A doctor working in a Johor government hospital, one of those who received the recent letter from MOH about his two-year contract from May 2020 to May 2022, expressed frustration about the situation.

“Information was scarce from the beginning. We all knew the contracts would be on a 3 + 2 basis, but the government did not let us know what happens after that,” he told CodeBlue on condition of anonymity, due to a government ruling that prohibits civil servants from speaking to the press.

“Initially, there were people who were absorbed as permanent staff. So we questioned how these people were selected and pleaded with the government to make the selection process transparent. But again, we were met with silence.

“When the email came at this critical juncture when many of us on Covid duty are contract MOs, we are enraged by ‘kontrak ini merupakan kontrak yang terakhir’ message, and also by the timing of it,” he added.

He said he has been working on the SWAT team screening Covid-19 patients, working in shifts either from 8am to 5pm, or 5pm to 8am.

The young doctor added that a significant proportion of doctors on the frontlines fighting the novel coronavirus outbreak in Malaysia — which is now nearing 700 cases — are contract medical officers.

“As the nation (and the world) faces one of the worst health care emergencies in history, these medical officers did not shirk from their duty but stepped up to take on the responsibilities they signed up for — to contribute to the health care services of Malaysia.

“And yet they face near certain unemployment two years down the road.”

Dr Kevin Ng, chairman of the Malaysian Medical Association’s (MMA) SCHOMOS (a section supporting housemen and medical officers), pointed out that the new Perikatan Nasional government seems to have overlooked the previous Pakatan Harapan administration’s pledge to promote contract medical officers to UD43.

Dr Ng, who met Health Minister Dr Adham Baba and Deputy Health Minister I Dr Noor Azmi Ghazali yesterday to talk about contract medical officer issues, called for UD43 contracts for all contract medical officers with immediate effect.

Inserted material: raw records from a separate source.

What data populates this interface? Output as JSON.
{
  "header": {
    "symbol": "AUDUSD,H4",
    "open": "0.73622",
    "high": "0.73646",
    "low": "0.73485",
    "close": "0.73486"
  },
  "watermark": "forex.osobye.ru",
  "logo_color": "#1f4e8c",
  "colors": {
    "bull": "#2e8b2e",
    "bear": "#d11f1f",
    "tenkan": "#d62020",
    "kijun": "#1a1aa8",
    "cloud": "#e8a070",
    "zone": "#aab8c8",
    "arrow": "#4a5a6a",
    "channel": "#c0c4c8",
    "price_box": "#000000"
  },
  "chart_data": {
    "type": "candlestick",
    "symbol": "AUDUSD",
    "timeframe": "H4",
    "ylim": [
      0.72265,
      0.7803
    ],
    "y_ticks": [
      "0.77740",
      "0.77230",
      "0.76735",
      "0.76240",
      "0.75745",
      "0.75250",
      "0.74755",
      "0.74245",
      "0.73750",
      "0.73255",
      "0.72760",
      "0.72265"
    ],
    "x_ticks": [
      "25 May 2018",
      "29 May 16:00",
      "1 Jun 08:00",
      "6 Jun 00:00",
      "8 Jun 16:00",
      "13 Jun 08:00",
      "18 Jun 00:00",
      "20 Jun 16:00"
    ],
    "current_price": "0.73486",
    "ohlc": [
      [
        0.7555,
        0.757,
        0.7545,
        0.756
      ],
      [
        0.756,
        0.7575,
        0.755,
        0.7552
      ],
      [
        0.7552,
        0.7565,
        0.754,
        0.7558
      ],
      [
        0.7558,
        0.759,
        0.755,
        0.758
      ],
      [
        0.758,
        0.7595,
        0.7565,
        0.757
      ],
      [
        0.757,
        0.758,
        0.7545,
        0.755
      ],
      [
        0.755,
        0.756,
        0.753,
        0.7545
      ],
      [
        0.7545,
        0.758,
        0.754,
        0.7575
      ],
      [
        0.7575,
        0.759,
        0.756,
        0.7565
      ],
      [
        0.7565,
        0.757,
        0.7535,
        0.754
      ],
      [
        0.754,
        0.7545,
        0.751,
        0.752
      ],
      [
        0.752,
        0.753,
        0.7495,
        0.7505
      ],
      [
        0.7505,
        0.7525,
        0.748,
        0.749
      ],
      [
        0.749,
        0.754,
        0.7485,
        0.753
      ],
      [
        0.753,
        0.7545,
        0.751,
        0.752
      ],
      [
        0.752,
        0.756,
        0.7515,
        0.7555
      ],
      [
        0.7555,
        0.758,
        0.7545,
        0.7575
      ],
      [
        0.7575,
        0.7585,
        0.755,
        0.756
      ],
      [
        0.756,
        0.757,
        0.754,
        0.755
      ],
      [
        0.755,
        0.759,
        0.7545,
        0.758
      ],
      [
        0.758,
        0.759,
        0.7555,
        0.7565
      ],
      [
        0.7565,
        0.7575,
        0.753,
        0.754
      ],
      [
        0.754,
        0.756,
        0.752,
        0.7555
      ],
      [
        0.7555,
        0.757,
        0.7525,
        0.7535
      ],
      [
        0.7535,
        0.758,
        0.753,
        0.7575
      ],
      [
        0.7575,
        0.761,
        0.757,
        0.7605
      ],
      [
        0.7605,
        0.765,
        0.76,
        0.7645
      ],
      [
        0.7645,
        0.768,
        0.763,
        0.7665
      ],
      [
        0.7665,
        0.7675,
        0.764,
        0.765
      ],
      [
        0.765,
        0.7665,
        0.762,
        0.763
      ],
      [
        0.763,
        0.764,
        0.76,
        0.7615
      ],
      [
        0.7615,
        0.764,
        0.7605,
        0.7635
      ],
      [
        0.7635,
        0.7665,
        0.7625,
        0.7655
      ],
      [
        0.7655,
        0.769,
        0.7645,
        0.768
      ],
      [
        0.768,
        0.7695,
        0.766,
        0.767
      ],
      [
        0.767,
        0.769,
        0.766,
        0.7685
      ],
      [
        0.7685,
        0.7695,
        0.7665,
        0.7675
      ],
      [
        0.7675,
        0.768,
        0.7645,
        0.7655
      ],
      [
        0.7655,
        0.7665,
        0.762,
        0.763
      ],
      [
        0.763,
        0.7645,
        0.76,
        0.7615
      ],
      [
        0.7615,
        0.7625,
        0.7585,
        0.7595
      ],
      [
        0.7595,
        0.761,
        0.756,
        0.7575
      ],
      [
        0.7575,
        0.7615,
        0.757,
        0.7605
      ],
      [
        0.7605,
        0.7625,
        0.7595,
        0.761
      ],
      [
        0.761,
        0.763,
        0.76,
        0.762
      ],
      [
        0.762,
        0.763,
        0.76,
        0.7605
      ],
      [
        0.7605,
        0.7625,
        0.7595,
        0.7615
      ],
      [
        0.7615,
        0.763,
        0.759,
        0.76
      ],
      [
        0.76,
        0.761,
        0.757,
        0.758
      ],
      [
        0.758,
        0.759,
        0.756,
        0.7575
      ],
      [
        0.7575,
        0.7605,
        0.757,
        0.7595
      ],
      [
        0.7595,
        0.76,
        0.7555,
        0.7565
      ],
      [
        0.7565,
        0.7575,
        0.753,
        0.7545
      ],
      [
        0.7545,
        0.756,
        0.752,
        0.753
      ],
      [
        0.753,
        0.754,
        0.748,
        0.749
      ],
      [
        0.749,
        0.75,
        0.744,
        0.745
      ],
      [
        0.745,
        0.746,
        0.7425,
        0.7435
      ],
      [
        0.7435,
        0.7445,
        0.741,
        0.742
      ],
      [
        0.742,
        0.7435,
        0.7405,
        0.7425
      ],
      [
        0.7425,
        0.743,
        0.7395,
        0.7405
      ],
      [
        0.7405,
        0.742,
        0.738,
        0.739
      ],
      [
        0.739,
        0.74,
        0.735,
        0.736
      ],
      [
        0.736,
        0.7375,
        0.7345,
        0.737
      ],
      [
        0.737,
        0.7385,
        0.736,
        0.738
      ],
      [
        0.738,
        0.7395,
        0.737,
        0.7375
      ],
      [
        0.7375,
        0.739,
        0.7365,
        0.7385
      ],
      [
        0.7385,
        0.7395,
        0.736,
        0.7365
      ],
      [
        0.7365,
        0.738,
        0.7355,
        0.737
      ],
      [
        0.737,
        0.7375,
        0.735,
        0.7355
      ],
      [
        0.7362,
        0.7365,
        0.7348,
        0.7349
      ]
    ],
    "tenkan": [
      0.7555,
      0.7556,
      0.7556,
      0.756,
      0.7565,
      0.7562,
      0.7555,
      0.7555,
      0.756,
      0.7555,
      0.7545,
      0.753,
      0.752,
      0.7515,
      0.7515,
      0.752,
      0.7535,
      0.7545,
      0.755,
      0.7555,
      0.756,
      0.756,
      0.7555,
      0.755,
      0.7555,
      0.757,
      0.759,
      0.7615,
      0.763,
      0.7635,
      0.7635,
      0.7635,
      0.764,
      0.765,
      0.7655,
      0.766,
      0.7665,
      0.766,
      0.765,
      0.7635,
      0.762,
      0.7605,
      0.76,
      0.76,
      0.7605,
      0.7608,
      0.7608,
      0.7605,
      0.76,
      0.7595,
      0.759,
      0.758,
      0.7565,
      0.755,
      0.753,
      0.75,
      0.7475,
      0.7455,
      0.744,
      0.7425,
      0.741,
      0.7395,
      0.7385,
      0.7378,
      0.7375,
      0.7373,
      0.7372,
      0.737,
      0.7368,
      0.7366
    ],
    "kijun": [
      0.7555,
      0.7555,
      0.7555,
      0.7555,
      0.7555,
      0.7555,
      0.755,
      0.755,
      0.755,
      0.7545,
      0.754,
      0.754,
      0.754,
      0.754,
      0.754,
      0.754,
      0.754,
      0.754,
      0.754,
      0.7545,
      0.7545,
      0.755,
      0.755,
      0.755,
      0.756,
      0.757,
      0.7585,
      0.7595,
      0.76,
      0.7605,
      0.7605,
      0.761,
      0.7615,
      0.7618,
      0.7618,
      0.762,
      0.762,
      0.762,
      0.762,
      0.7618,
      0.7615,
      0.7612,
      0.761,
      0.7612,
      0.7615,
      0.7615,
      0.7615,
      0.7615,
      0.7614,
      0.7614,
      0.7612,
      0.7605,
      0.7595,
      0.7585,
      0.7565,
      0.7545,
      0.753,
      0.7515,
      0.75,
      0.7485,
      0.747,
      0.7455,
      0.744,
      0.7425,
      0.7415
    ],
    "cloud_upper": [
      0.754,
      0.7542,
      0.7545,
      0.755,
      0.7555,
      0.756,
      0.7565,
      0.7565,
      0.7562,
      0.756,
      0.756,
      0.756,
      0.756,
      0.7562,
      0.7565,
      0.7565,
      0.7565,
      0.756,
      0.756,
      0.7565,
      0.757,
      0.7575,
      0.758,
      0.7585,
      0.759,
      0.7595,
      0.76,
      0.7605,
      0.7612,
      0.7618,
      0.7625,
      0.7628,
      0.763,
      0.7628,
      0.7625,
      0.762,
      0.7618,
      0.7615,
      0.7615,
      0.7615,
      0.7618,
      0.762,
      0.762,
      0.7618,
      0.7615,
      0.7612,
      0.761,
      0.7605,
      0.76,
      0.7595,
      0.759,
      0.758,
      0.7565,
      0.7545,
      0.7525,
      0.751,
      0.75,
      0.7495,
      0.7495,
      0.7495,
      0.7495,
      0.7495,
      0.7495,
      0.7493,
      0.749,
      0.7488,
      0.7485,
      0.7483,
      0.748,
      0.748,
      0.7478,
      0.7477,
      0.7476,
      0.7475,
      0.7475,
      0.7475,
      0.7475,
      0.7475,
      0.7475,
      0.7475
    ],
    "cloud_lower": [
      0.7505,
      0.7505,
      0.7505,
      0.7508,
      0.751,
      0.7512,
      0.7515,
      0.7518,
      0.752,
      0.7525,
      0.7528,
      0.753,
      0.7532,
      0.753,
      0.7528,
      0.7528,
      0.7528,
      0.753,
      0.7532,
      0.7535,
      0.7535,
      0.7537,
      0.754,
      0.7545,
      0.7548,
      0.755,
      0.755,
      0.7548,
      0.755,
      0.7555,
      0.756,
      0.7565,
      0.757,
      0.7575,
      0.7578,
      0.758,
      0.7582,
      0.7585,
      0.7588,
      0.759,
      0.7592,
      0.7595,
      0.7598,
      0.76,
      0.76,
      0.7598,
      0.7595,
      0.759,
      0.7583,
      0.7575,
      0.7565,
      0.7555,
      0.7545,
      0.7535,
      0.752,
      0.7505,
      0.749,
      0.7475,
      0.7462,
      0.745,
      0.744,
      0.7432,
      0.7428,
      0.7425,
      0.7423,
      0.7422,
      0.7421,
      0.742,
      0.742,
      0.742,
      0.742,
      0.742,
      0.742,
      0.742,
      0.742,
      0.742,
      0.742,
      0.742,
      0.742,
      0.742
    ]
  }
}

He also urged the government to either extend medical officers’ contract from two to 10 years, allowing full-pay study leave for specialisation, or for permanent positions only with the Employees’ Provident Fund (EPF). Permanent positions should be tied with a five-year bond for the first option, or specialist training tied with a five-year bond for the second option.

“An entire cohort, possibly two cohorts of 3,500 doctors, will be lost and many of us senior doctors will tell you that there are many stars amongst them,” Dr Ng said.

Dr Ng told CodeBlue that the health minister told him he would look into it and that Covid-19 is priority now.

“With ZERO job security, ZERO opportunity to progress in their careers and ZERO fulfilling their dreams, isn’t it fair to say that the junior doctors are right to feel unappreciated and let down? Isn’t it fair for them to feel aggrieved and isolated?” Dr Ng said.